Elsie and Kurt Vonnegut, Jr.

Having re-arranged all the furniture in our house so that the rooms come closer to meeting our needs, it’s about time to move on to a bit of web site re-arranging.

As part of the planning process, I’ve been wandering through some of the dustier corners of what’s already here and pondering what needs to be freshened up a bit.

This particular post seemed almost to be jumping up and down for some attention.

So here, with a surprise twist at the end, is Story of a Quilter:

I must admit, with more than a bit of embarrassment, that I considered her somehow frail as I watched the fingers gnarled with the ravages of “arthur-itis” struggle to thread the slender needle known as a “between” through all those years of my childhood. Tying the knot was still another challenge, generally accomplished with that peculiar, frustrated puff of breath that ruffled the wispy hair on her forehead. And yet, the sacred family mythos holds that Elsie Hannah Royce Boardman, my paternal grandmother, raised six children, two orphaned nephews and countless flocks of turkeys, baked 40 loaves of bread a week on a wood burning stove, and once insisted that my uncle carry her to the Baptist church supper on the back of his motorcycle, lest the people of God be deprived of the pies she clutched in each hand on that long, bumpy trip through the cornfields.

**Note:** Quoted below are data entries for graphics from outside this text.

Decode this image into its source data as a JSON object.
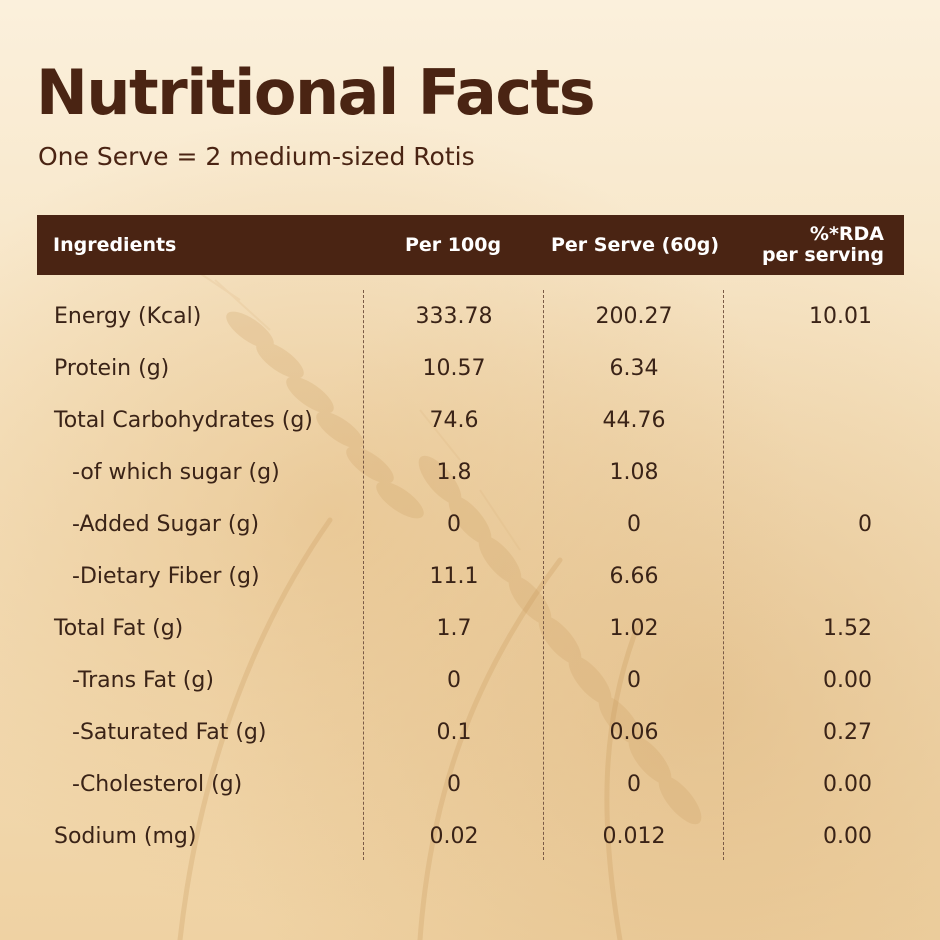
{
  "title": "Nutritional Facts",
  "subtitle": "One Serve = 2 medium-sized Rotis",
  "header": {
    "ingredients": "Ingredients",
    "per_100g": "Per 100g",
    "per_serve": "Per Serve (60g)",
    "rda_line1": "%*RDA",
    "rda_line2": "per serving"
  },
  "rows": [
    {
      "name": "Energy (Kcal)",
      "per_100g": "333.78",
      "per_serve": "200.27",
      "rda": "10.01",
      "indent": false
    },
    {
      "name": "Protein (g)",
      "per_100g": "10.57",
      "per_serve": "6.34",
      "rda": "",
      "indent": false
    },
    {
      "name": "Total Carbohydrates (g)",
      "per_100g": "74.6",
      "per_serve": "44.76",
      "rda": "",
      "indent": false
    },
    {
      "name": "-of which sugar (g)",
      "per_100g": "1.8",
      "per_serve": "1.08",
      "rda": "",
      "indent": true
    },
    {
      "name": "-Added Sugar (g)",
      "per_100g": "0",
      "per_serve": "0",
      "rda": "0",
      "indent": true
    },
    {
      "name": "-Dietary Fiber (g)",
      "per_100g": "11.1",
      "per_serve": "6.66",
      "rda": "",
      "indent": true
    },
    {
      "name": "Total Fat (g)",
      "per_100g": "1.7",
      "per_serve": "1.02",
      "rda": "1.52",
      "indent": false
    },
    {
      "name": "-Trans Fat (g)",
      "per_100g": "0",
      "per_serve": "0",
      "rda": "0.00",
      "indent": true
    },
    {
      "name": "-Saturated Fat (g)",
      "per_100g": "0.1",
      "per_serve": "0.06",
      "rda": "0.27",
      "indent": true
    },
    {
      "name": "-Cholesterol (g)",
      "per_100g": "0",
      "per_serve": "0",
      "rda": "0.00",
      "indent": true
    },
    {
      "name": "Sodium (mg)",
      "per_100g": "0.02",
      "per_serve": "0.012",
      "rda": "0.00",
      "indent": false
    }
  ],
  "colors": {
    "header_bg": "#4a2413",
    "title": "#4a2413",
    "text": "#3a2317",
    "background": "#f6e2bf"
  }
}
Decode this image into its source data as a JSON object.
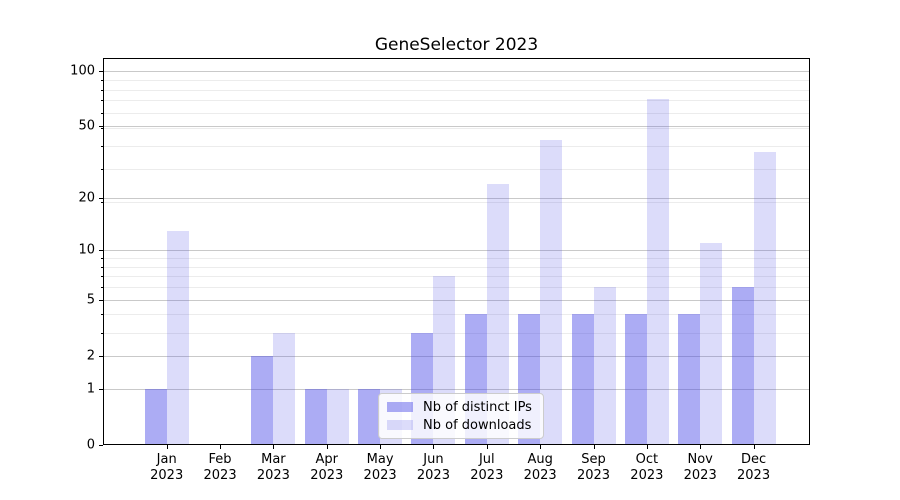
{
  "chart_data": {
    "type": "bar",
    "title": "GeneSelector 2023",
    "categories": [
      "Jan 2023",
      "Feb 2023",
      "Mar 2023",
      "Apr 2023",
      "May 2023",
      "Jun 2023",
      "Jul 2023",
      "Aug 2023",
      "Sep 2023",
      "Oct 2023",
      "Nov 2023",
      "Dec 2023"
    ],
    "series": [
      {
        "name": "Nb of distinct IPs",
        "values": [
          1,
          0,
          2,
          1,
          1,
          3,
          4,
          4,
          4,
          4,
          4,
          6
        ],
        "color": "rgba(70,70,230,0.45)"
      },
      {
        "name": "Nb of downloads",
        "values": [
          13,
          0,
          3,
          1,
          1,
          7,
          24,
          42,
          6,
          70,
          11,
          36
        ],
        "color": "rgba(70,70,230,0.19)"
      }
    ],
    "y_axis": {
      "scale": "log(value+1)",
      "tick_labels": [
        0,
        1,
        2,
        5,
        10,
        20,
        50,
        100
      ],
      "minor_lines_at_value_plus_1": [
        4,
        5,
        7,
        8,
        9,
        10,
        20,
        30,
        40,
        50,
        60,
        70,
        80,
        90,
        100
      ],
      "range_max": 117
    },
    "xlabel": "",
    "ylabel": "",
    "grid": "on",
    "legend_position": "lower center",
    "colors": {
      "bar_base": "#4646e6",
      "grid_major": "#c9c9c9",
      "grid_minor": "#ececec",
      "axis": "#000000",
      "legend_border": "#cccccc"
    }
  }
}
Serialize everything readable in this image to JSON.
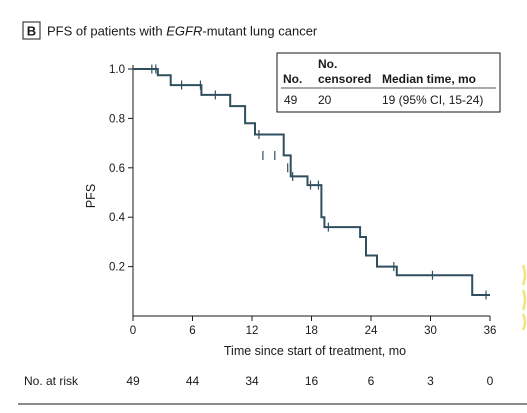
{
  "panel": {
    "letter": "B",
    "title_prefix": "PFS of patients with ",
    "title_italic": "EGFR",
    "title_suffix": "-mutant lung cancer"
  },
  "legend": {
    "headers": {
      "n": "No.",
      "censored_line1": "No.",
      "censored_line2": "censored",
      "median": "Median time, mo"
    },
    "values": {
      "n": "49",
      "censored": "20",
      "median": "19 (95% CI, 15-24)"
    }
  },
  "risk_table": {
    "label": "No. at risk",
    "times": [
      0,
      6,
      12,
      18,
      24,
      30,
      36
    ],
    "counts": [
      "49",
      "44",
      "34",
      "16",
      "6",
      "3",
      "0"
    ]
  },
  "colors": {
    "curve": "#2f4f5f",
    "axis": "#1a1a1a",
    "legend_border": "#1a1a1a",
    "accent_edge": "#f5e27a"
  },
  "chart_data": {
    "type": "line",
    "title": "PFS of patients with EGFR-mutant lung cancer",
    "xlabel": "Time since start of treatment, mo",
    "ylabel": "PFS",
    "xlim": [
      0,
      36
    ],
    "ylim": [
      0,
      1
    ],
    "xticks": [
      0,
      6,
      12,
      18,
      24,
      30,
      36
    ],
    "xtick_labels": [
      "0",
      "6",
      "12",
      "18",
      "24",
      "30",
      "36"
    ],
    "yticks": [
      0.2,
      0.4,
      0.6,
      0.8,
      1.0
    ],
    "ytick_labels": [
      "0.2",
      "0.4",
      "0.6",
      "0.8",
      "1.0"
    ],
    "grid": false,
    "series": [
      {
        "style": "step",
        "x": [
          0,
          2.5,
          3.8,
          6.9,
          9.8,
          11.3,
          12.3,
          15.2,
          15.9,
          17.6,
          19.0,
          19.3,
          22.9,
          23.5,
          24.6,
          26.6,
          34.2,
          36.0
        ],
        "y": [
          1.0,
          0.975,
          0.935,
          0.895,
          0.85,
          0.78,
          0.735,
          0.65,
          0.565,
          0.53,
          0.4,
          0.36,
          0.32,
          0.245,
          0.2,
          0.165,
          0.085,
          0.085
        ]
      }
    ],
    "censor_marks": {
      "x": [
        1.9,
        2.3,
        4.9,
        6.8,
        8.3,
        12.7,
        13.1,
        14.3,
        15.6,
        16.1,
        17.9,
        18.7,
        19.7,
        26.3,
        30.2,
        35.6
      ],
      "y": [
        1.0,
        1.0,
        0.935,
        0.935,
        0.895,
        0.735,
        0.65,
        0.65,
        0.6,
        0.565,
        0.53,
        0.53,
        0.36,
        0.2,
        0.165,
        0.085
      ]
    }
  }
}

As my cousins and I gathered and traded precious scraps of those myths, gleaned over the years, or perhaps it was only as I raised my own child, I somehow came to believe that Elsie must have taught herself to quilt simply so she’d have an excuse to sit down!

When I was a little girl, I got to help. Gramma would come to visit and she’d sort through my mom’s scrap basket, picking bits that caught her fancy. My job was to draw the pieces on the fabric using a very sharp pencil and a scrap of a Cheerios box, cut precisely to the shape of a hexagon. Then out would come the long, sharp scissors and Gramma would reduce the fabric scraps to a lacy honeycomb of my old dresses and bits of curtains and aprons. I felt important.

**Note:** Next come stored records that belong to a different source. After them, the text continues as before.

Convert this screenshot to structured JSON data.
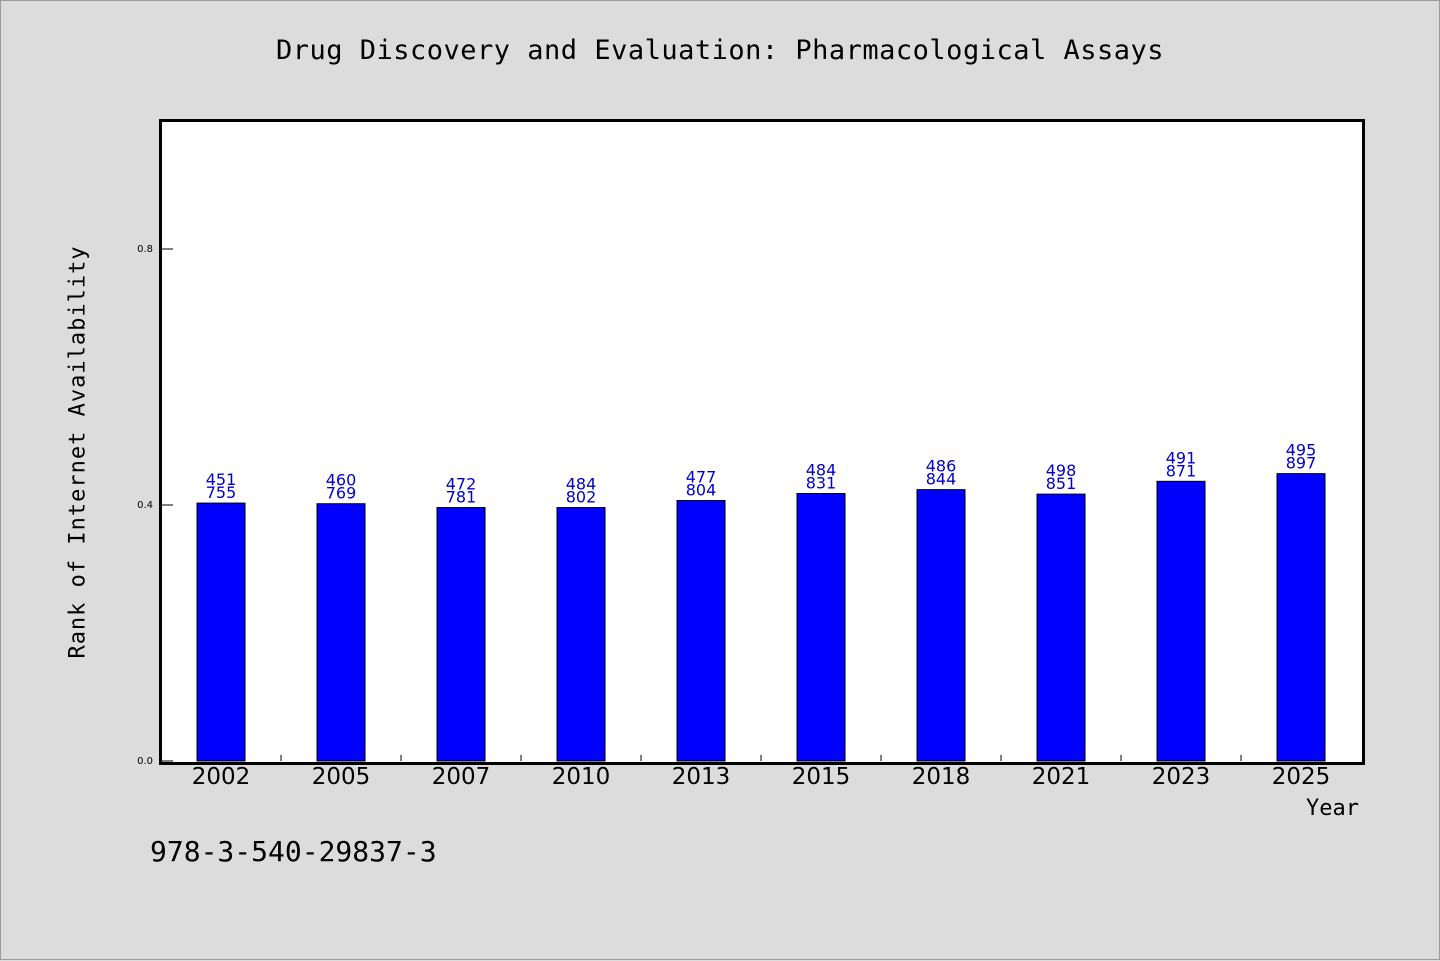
{
  "chart_data": {
    "type": "bar",
    "title": "Drug Discovery and Evaluation: Pharmacological Assays",
    "xlabel": "Year",
    "ylabel": "Rank of Internet Availability",
    "categories": [
      "2002",
      "2005",
      "2007",
      "2010",
      "2013",
      "2015",
      "2018",
      "2021",
      "2023",
      "2025"
    ],
    "values": [
      0.403,
      0.402,
      0.396,
      0.396,
      0.407,
      0.418,
      0.424,
      0.417,
      0.437,
      0.449
    ],
    "label_top": [
      "451",
      "460",
      "472",
      "484",
      "477",
      "484",
      "486",
      "498",
      "491",
      "495"
    ],
    "label_bottom": [
      "755",
      "769",
      "781",
      "802",
      "804",
      "831",
      "844",
      "851",
      "871",
      "897"
    ],
    "ylim": [
      0,
      1.0
    ],
    "yticks": [
      0.0,
      0.4,
      0.8
    ],
    "ytick_labels": [
      "0.0",
      "0.4",
      "0.8"
    ],
    "grid": false,
    "bar_color": "#0000ff",
    "data_label_color": "#0000cc"
  },
  "footer": {
    "isbn": "978-3-540-29837-3"
  }
}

Years later, as a young mother myself, I decided to learn to quilt. I picked a pattern from a magazine, bought some fabric I really didn’t like, though it was the “right” colors, and began, laboriously, to cut. After a week or so I had a block done. I was frustrated. My fingers were burned from trying to iron what wouldn’t lay flat. And I still didn’t like the fabric!

I looked at my one tidy, borderline ugly block and realized with a shock that I needed 41 more, exactly like it. I put all the fabric away and went back to finish my Bachelor’s degree.

Graduations happened. Years passed. And then a few more. Eventually we moved back to Atlanta. Atlanta has a lot of used bookstores. One day, with a bit of extra time before an appointment, I stopped into one of those bookstores.

I sniffed deeply, breathing in all the books, wandering here and there, just looking. Then, down on a shelf near the floor, I spotted a book that was somehow calling to me, the way books do to some people.

Liberated Quilt-making by a woman named Gwen Marston. I sat abruptly, right on the floor, and started to read. Soon tears ran down my cheeks. Here was a book that understood!

The book understood how hard it is for some people to work with just three fabrics. And how overwhelming it is to make 42 fussy, perfect blocks, all just alike. It understood why many people think quilting is not for them. And then, as I kept reading, I found another way. Lots and lots of fabrics? No problem! Crooked lines? Sure! Lots of different blocks? Absolutely!

And the tears kept running down my cheeks as I realized that I might be a quilter after all!
It took a while. Several classes. A grasp of the importance of ironing as you go. No rules about color. (Well, only a couple!) What kind of thread. How to use a rotary cutter. (Miraculous!)

Mostly what I’ve learned is that I am an artist. That the colors will all work out if you stare at them long enough and throw a couple of extras in. And, if you like wonky quilts with crooked lines, plan them that way.

It turns out that the same is true for painting. And the journey has been much the same, as well.

I am learning again. And these days I’m even painting quilts!

Beyond the tools and tips and techniques and surprises like warped canvas frames, here’s what I love the most…

The primary benefit of practicing any art, whether well or badly, is that it enables one’s soul to grow. 

–Kurt Vonnegut, Jr.

It seems to me that our world could use a whole lot of folks practicing art these days!